Assignment #1
May 30, 1987
Richard Gray
Death and Dying
SW 731
Shirley L. Patterson
Summer 1987
The University of Kansas
School of Social Welfare
Eulogy for Henry Clay Gray
May 21, 1919 - January 30, 1960
Henry Gray was a man who overcame obstacles. He overcame the childhood injury of being run over by a school bus. He overcame growing up in a family that lost everything in the depression. He overcame being relocated from the hills of the Tennessee-Kentucky border to the dustbowl plains of south-central Kansas. He overcame his own relative lack of marketable skills and managed to support his family in times of economic hardship.

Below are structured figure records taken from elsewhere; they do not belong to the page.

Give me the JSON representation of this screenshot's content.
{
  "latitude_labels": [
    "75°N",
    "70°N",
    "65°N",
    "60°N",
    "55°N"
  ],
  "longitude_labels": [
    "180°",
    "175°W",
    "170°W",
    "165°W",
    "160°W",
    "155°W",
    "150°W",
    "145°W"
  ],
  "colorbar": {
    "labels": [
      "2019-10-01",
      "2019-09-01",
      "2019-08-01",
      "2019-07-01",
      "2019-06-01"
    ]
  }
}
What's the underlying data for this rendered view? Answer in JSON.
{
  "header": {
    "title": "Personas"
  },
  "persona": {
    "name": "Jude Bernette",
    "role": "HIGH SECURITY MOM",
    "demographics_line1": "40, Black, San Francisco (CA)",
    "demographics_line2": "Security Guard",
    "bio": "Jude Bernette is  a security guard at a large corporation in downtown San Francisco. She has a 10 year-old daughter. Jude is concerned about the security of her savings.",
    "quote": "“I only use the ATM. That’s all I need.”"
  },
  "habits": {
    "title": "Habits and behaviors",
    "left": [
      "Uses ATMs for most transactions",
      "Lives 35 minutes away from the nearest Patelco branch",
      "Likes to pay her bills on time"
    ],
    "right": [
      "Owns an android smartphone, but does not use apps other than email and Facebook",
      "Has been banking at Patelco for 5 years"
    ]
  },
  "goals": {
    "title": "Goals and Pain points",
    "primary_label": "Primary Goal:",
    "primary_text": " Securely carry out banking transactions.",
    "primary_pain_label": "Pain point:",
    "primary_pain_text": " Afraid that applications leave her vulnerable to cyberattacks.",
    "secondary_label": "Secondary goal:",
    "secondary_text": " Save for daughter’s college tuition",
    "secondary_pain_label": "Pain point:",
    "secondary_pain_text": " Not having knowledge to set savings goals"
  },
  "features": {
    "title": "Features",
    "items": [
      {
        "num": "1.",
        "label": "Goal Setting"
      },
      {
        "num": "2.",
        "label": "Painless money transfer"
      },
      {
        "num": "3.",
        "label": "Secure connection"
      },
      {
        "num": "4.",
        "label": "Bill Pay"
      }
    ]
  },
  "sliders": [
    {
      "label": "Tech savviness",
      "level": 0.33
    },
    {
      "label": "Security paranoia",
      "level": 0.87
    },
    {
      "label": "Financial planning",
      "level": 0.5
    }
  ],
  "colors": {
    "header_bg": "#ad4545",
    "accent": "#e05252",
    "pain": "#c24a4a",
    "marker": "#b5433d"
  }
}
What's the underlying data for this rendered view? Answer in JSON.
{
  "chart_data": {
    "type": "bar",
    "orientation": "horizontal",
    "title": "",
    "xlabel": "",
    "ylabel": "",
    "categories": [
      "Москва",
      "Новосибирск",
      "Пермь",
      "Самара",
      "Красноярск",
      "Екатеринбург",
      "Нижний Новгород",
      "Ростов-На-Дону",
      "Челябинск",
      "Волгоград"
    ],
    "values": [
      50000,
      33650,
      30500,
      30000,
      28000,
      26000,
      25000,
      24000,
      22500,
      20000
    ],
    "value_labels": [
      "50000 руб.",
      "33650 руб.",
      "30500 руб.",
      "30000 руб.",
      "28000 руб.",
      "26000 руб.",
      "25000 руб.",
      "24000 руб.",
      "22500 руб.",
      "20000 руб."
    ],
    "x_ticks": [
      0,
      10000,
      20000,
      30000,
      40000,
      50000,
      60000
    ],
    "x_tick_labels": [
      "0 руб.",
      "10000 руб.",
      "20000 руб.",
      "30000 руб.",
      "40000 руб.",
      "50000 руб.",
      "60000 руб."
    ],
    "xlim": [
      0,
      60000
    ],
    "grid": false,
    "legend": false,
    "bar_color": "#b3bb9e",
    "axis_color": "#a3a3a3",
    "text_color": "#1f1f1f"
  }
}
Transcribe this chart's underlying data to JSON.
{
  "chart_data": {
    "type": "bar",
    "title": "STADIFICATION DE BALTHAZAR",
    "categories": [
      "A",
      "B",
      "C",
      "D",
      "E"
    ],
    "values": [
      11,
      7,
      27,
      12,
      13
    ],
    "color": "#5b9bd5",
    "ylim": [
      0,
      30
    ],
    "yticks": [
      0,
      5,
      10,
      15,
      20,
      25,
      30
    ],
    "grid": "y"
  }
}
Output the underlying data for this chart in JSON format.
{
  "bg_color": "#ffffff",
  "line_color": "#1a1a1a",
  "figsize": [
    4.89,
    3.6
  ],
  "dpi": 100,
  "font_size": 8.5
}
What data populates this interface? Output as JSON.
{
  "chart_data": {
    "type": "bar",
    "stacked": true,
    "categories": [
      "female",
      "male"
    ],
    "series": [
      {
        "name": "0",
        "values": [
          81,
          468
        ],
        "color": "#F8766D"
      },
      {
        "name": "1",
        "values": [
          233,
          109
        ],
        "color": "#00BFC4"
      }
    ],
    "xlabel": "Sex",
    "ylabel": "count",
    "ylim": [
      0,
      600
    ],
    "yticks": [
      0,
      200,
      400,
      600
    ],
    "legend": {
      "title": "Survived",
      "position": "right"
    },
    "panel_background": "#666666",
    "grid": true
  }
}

He lost his mother to cancer and experienced the loss of two children being miscarried or stillborn. He lost part of his health when he was run over by that school bus. He lost one career when he was drafted. He lost another part of his health in the United States Army during World War II. Through it all there was something he always kept.
He was a proud, stubborn, silent, self-reliant, strong willed, hard working, and independent man capable of strong emotions which he had difficulty expressing. He was never comfortable with his words or his feelings, but he was always comfortable with his hands and the fruit of their labor. When one of his sons needed expensive medical care at a time when health insurance was non-existent, he managed somehow to keep the bills paid and groceries on the table. When his son needed tutoring to keep from dropping behind in school, he was able to pay a teacher with garden vegetables and home canned goods. When his son needed blood transfusions, he was able to go, hat in hand, to his friends and business associates asking them to give a pint of their best. Yet, he always remained part stranger even to those who loved him.
At different times he was and did all of the following: soldier, watch repairman, sewing machine repairman, mechanic, carpenter, small businessman, deputy sheriff, truck farmer, bootlegger, used car dealer, school board member, notary public, housebuilder, and landlord. He supported his family with as many as five self-employed jobs at a time. A year before his death he acquired a Graduate Equivalency Diploma to make up for his having to quit high school twenty years before.
He was also, at different times, a son, brother, husband, friend, and father to the different people who cared about him. His widow remembered that he frequently recited the twenty-third psalm as he drifted off to sleep.
He left behind him two sons and two daughters. Today, six of his grandchildren grace the face of the earth with their smiles and peels of laughter. If it is true that "by their fruits, ye shall know them" then, we know Henry Gray to have been a good and fruitful man.